McCrae was informed of the death of his good friend Lieutenant Alexis Helmer, an artillery officer who was killed by a direct hit from enemy guns. McCrae would conduct the improvised burial service for the officer. Then, according to secondary reports, he took some time to regain his composure before writing the poem, supposedly in just a few moments.

Each night it was in Ypres, the group attended the Last Post ceremony at the Menin Gate. Destroyed during the war, the gate was rebuilt as a memorial to Commonwealth soldiers with no known grave. Over the two staircases leading up from the road that runs beneath the gate is the inscription: “Here are recorded the names of officers and men who fell in Ypres Salient but to whom the fortune of war denied the known and honoured burial given to their comrades in death.”

Completed in 1927, the Menin Gate has become famous for the simple ceremony performed every night by members of the Ypres fire department. At 8 p.m. sharp, traffic is stopped in the main artery to the city. The firefighters arrive, usually by bicycle, and then play the Last Post and Reveille on their bugles. Most evenings, the ceremony is sparsely attended by tourists who know about the event.

Things were different on July 12 when a memorial service was held to mark the gate’s 80th anniversary. Queen Elizabeth paid a private visit to the gate in the afternoon, and that evening the anniversary was celebrated with Governors General Michael Jeffery of Australia and Anand Satyanand of New Zealand. Veterans Affairs Minister Gregory Thompson represented Canada and recited In Flanders Fields before a crowd of more than 2,000.

On its third night in Ypres, the Legion group was given the honour of parading for the nightly ceremony, and Edmond had the honour of reading the Act of Remembrance. The firefighters also brought a piper whose eerie notes resounded through the huge gate. “I think the Menin Gate ceremony was the most touching of the whole trip,” said Timms. “You could just sense the presence of the people whose names are on the walls watching as the Last Post was played.”

The group returned to WW II history as it progressed into the Netherlands for two nights at Oosterbeek, near Arnhem. Along the way it stopped at the Leopold Canal and other sites to recall the terrible fighting of the Battle of the Scheldt which occurred in northern Belgium and southwestern Netherlands in the fall of 1944.

After returning to Brugge in Belgium, the journey began its true ending.

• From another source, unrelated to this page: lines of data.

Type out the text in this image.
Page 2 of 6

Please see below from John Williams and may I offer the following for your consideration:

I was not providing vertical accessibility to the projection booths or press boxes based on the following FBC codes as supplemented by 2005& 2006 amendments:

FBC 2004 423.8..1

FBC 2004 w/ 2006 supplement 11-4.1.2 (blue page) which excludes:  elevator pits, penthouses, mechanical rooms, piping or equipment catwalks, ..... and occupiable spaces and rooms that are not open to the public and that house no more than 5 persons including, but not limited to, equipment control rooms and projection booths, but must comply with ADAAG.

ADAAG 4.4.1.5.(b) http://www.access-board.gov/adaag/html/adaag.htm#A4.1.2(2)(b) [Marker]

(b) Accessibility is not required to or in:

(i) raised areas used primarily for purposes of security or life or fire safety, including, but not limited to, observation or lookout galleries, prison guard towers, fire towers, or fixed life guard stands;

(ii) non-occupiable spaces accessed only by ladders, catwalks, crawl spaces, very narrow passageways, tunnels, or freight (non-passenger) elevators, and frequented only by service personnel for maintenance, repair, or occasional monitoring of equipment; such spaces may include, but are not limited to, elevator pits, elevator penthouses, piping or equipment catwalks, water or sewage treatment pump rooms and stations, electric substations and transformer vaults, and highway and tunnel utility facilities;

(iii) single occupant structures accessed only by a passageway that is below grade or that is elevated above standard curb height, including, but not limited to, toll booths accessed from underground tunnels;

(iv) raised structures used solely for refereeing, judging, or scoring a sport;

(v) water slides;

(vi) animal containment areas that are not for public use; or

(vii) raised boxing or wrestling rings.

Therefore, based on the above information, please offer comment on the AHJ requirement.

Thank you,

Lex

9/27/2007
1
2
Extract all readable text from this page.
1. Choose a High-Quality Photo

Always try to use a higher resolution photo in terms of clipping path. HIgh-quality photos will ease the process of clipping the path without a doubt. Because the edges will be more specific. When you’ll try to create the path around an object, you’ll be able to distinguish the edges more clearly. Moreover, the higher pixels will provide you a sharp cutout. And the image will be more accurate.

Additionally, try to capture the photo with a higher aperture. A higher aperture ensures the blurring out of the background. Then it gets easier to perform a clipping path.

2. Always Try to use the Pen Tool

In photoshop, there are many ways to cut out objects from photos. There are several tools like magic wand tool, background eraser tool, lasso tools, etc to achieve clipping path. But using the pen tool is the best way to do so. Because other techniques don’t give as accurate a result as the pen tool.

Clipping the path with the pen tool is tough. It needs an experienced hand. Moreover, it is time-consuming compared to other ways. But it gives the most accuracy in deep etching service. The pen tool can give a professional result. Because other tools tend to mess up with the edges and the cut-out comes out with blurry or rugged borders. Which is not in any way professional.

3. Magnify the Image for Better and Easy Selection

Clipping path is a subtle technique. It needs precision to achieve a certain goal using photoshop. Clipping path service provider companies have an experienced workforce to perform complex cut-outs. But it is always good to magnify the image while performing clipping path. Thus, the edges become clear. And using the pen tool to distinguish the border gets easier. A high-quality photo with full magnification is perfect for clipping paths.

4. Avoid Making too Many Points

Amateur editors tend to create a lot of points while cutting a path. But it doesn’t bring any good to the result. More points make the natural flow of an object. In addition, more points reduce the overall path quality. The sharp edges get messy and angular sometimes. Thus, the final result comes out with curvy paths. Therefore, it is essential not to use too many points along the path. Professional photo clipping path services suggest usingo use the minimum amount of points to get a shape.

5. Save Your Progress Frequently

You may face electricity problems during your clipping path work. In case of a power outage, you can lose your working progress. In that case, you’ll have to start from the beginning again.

The group was to travel to Calais, France, and then cross the English Channel and go on to London for one night before flying back to Canada. Along the way it performed a ceremony for those lost at sea. This included throwing a wreath from the ferry into the Channel.

Fittingly, the last stop on the Continent was at Wimereux, near Calais. There, within sight of the sea–in a small cemetery–is the final resting place of Lieutenant-Colonel John McCrae.

The graves here have flat markers since the ground is too unsteady to hold upright markers. Goheen, who usually travelled with a clipboard full of copious notes to do the briefings, oddly left his notebooks on the coach. He gave an overview of the work in the field hospital where McCrae was working and then added, “There is no formal ceremony planned for this location. But it was thought that you might like to take a minute and listen to McCrae’s immortal words.” He then recited In Flanders Fields in its brief entirety.

Afterwards, the group wandered for one last time in a Commonwealth cemetery. Several pilgrims made etchings of McCrae’s gravestone.

In London, Edmond hosted the farewell dinner. “Young men came here from all across Canada. They fought and died…. We have re-stepped through the very areas where they stepped.”

His message to the participants was clear: “All I ask of you is that you don’t keep this to yourself. If you have a chance to talk to a youth group, let them know what you have relived in this two-week period.”

The Dominion First Vice then concluded by saying: “This is our last meeting before we all head to the airport at different times in the morning. I thought it would be appropriate if we all stood and sang together.”

He then led the group in a heartfelt rendition of We’ll Meet Again, the lament between lovers parting in times of war made so famous during WW II by the Forces’ Sweetheart, Vera Lynn.